The star of the staying hurdle division was a 5-1 shot to win the Stayers’ Hurdle for the third time, which would bring him within one victory of Big Buck, but his trainer now rates his participation at 50-50.

Cromwell told the Racing Post on Wednesday: “Unfortunately Flooring Porter has suffered a setback and it’s going to be tight as to whether he will make Cheltenham or not. I would say at this stage it’s probably 50-50. The next three weeks will tell a lot, but he will be missing bits of work which is not ideal.

“It is not a career-threatening injury or anything like that, it is just a small setback which is going to hold us up a bit.”

One of the most successful success stories in jump racing in recent times is Flooring Porter’s journey from poverty to wealth. When he won a maiden hurdle at Bellewstown in 2019, he was only rated 95 and had lost his first four races.

He has gone from strength to strength ever since he won a handicap hurdle at Gowran Park in 2020. He now has a rating of 162 and has won the last two Cheltenham Festivals.

Flooring Porter was defeated at Navan and Leopardstown on his way to winning his second Stayers’ Hurdle in 2022 under another excellent front-running steer from Danny Mullins.

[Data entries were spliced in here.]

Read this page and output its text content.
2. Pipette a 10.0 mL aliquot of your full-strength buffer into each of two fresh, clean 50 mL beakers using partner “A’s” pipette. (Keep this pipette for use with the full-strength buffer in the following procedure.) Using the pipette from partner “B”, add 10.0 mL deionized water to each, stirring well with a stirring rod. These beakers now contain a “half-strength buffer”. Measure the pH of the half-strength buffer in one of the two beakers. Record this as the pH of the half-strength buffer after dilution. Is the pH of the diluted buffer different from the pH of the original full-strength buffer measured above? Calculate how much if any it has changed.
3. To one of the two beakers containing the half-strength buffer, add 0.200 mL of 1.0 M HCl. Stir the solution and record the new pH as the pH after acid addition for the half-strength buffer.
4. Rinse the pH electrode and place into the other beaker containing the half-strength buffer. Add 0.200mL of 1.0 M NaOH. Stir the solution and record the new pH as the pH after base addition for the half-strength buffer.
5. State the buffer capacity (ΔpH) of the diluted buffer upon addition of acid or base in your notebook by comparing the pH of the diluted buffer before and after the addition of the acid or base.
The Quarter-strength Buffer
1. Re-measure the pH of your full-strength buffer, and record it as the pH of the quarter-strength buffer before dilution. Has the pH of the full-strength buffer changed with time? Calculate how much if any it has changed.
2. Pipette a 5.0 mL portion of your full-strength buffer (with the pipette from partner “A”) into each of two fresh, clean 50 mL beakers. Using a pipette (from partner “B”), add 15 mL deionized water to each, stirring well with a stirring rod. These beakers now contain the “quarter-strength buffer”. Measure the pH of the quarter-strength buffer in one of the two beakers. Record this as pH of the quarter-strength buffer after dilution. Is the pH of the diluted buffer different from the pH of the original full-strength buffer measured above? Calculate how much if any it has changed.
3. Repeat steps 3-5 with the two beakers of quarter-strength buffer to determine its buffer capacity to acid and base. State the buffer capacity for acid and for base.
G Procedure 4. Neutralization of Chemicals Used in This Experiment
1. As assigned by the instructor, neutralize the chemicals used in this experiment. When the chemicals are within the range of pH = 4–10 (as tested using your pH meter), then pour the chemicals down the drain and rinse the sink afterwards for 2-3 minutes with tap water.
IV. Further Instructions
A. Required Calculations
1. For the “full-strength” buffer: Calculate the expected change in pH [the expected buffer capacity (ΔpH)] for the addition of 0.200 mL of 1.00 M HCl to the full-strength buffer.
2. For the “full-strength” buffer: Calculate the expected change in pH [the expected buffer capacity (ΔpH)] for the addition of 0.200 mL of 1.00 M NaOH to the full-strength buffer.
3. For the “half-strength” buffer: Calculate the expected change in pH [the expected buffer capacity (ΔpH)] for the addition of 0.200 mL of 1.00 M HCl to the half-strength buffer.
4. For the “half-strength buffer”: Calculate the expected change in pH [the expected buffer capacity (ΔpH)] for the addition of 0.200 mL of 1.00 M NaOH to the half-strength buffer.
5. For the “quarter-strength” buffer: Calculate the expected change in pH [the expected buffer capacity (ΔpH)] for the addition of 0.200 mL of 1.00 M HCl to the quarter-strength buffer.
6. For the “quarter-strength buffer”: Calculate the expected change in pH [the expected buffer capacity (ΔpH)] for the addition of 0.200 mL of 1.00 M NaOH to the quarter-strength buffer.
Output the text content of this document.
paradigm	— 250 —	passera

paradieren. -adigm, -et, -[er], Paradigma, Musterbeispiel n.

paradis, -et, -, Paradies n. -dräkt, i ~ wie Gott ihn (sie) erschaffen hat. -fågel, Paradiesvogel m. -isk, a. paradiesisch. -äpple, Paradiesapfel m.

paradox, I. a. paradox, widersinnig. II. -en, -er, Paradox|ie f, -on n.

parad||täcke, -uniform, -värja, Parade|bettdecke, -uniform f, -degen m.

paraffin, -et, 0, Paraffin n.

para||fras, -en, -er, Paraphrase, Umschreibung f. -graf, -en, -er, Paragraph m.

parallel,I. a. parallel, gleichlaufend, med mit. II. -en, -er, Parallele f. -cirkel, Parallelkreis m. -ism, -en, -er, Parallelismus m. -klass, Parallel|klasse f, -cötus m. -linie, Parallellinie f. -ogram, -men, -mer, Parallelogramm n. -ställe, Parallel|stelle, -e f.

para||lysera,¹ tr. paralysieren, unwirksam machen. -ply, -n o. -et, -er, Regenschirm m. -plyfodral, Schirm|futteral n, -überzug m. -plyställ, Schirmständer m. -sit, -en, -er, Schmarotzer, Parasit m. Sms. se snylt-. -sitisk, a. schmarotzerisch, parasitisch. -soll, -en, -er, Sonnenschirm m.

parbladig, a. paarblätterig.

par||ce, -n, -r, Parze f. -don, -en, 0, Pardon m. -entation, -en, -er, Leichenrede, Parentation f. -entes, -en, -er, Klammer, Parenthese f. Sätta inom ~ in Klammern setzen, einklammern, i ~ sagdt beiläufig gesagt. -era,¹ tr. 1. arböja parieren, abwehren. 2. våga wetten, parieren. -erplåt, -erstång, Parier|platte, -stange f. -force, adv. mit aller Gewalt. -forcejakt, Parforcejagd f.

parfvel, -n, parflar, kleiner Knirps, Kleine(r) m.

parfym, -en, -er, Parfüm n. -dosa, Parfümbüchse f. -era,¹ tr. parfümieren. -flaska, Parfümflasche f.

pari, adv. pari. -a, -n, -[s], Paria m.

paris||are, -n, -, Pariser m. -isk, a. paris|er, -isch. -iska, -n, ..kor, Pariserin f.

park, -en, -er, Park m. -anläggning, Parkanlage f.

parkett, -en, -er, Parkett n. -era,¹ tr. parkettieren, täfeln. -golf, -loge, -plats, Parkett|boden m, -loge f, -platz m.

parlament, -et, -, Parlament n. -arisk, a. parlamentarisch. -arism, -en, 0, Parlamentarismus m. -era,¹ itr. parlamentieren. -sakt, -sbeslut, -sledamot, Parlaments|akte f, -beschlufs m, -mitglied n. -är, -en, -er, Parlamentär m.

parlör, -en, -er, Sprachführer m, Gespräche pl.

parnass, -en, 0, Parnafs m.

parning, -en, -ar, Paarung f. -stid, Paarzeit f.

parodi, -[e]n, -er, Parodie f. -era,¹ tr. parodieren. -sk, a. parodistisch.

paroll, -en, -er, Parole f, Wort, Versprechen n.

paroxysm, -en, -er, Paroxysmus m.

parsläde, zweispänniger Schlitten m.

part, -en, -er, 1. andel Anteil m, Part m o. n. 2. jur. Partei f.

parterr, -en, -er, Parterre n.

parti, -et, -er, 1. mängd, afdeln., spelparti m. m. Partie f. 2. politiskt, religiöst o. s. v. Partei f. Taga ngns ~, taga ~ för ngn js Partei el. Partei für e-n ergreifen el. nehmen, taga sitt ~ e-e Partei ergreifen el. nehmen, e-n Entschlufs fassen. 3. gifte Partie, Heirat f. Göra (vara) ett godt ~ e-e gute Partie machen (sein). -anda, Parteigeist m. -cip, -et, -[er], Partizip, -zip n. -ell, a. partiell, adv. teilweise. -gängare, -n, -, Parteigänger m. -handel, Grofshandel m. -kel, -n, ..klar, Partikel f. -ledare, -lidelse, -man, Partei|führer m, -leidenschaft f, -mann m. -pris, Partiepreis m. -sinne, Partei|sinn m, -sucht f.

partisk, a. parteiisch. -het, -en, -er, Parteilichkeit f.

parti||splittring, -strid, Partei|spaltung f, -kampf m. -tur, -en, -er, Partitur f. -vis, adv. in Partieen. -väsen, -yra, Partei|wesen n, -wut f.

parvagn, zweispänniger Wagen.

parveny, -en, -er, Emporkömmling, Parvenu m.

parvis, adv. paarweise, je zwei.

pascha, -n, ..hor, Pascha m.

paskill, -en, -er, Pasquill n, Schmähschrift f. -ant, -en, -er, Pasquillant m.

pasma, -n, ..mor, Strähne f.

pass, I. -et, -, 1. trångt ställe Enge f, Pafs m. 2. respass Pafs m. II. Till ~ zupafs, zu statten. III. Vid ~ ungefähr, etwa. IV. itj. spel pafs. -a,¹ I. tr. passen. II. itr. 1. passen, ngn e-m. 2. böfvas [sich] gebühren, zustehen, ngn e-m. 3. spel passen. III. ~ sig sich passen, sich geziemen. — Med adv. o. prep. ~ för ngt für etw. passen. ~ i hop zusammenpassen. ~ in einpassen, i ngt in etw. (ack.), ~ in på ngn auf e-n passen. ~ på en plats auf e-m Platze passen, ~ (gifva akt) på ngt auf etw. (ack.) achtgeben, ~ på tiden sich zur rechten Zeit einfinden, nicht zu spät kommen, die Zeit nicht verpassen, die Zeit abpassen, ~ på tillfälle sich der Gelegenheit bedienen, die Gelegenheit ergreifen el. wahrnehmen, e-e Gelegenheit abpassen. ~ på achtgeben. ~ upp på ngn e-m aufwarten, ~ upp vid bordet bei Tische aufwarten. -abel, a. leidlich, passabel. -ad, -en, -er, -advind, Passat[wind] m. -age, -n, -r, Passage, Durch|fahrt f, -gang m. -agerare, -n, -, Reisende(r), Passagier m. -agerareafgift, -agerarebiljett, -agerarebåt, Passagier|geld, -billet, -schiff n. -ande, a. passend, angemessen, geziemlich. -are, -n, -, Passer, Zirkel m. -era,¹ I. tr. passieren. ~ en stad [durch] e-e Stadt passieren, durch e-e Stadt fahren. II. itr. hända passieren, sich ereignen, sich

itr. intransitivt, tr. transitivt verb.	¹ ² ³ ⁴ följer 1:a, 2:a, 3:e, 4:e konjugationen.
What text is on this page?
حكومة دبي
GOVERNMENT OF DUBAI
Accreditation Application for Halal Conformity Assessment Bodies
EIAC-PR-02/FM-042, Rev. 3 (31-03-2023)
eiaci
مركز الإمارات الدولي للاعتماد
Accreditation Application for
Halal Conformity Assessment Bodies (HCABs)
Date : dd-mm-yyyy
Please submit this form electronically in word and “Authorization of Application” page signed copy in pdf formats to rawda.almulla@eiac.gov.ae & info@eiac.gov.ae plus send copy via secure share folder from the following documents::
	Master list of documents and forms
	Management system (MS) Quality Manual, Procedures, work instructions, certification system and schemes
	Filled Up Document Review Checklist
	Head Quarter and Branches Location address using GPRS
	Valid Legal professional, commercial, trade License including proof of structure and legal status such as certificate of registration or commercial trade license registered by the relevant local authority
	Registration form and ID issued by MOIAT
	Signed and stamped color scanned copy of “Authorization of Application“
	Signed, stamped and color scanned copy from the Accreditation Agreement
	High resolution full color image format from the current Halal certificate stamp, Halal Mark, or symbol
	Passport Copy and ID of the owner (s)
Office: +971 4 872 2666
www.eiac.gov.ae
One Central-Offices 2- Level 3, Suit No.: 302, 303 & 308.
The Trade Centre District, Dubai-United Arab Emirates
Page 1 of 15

He typically saves his best performances for the spring.

This year, the eight-year-old went through a similar training. In November, he finished fourth to Home By The Lee in the Lismullen Hurdle at Navan, losing by 12 lengths. However, in the Jack de Bromhead Christmas Hurdle at Leopardstown, he came within three and three-quarter lengths of the same horse.

Flooring Porter has been competing for the Stayers’ Hurdle all season, but the news of his defeat has made Home By The Lee the 4-1 sponsor favourite.

Ned Hogarty, who owns Flooring Porter with father and son Tommy and Alan Sweeney and Kerril Creaven and owns a flooring company in Galway, was one of the festival’s most memorable moments when they carried Mullins on their shoulders after winning the Stayers Hurdle last year. The Thursday lineup at Cheltenham would suffer greatly if he were to withdraw from the 2023 festival.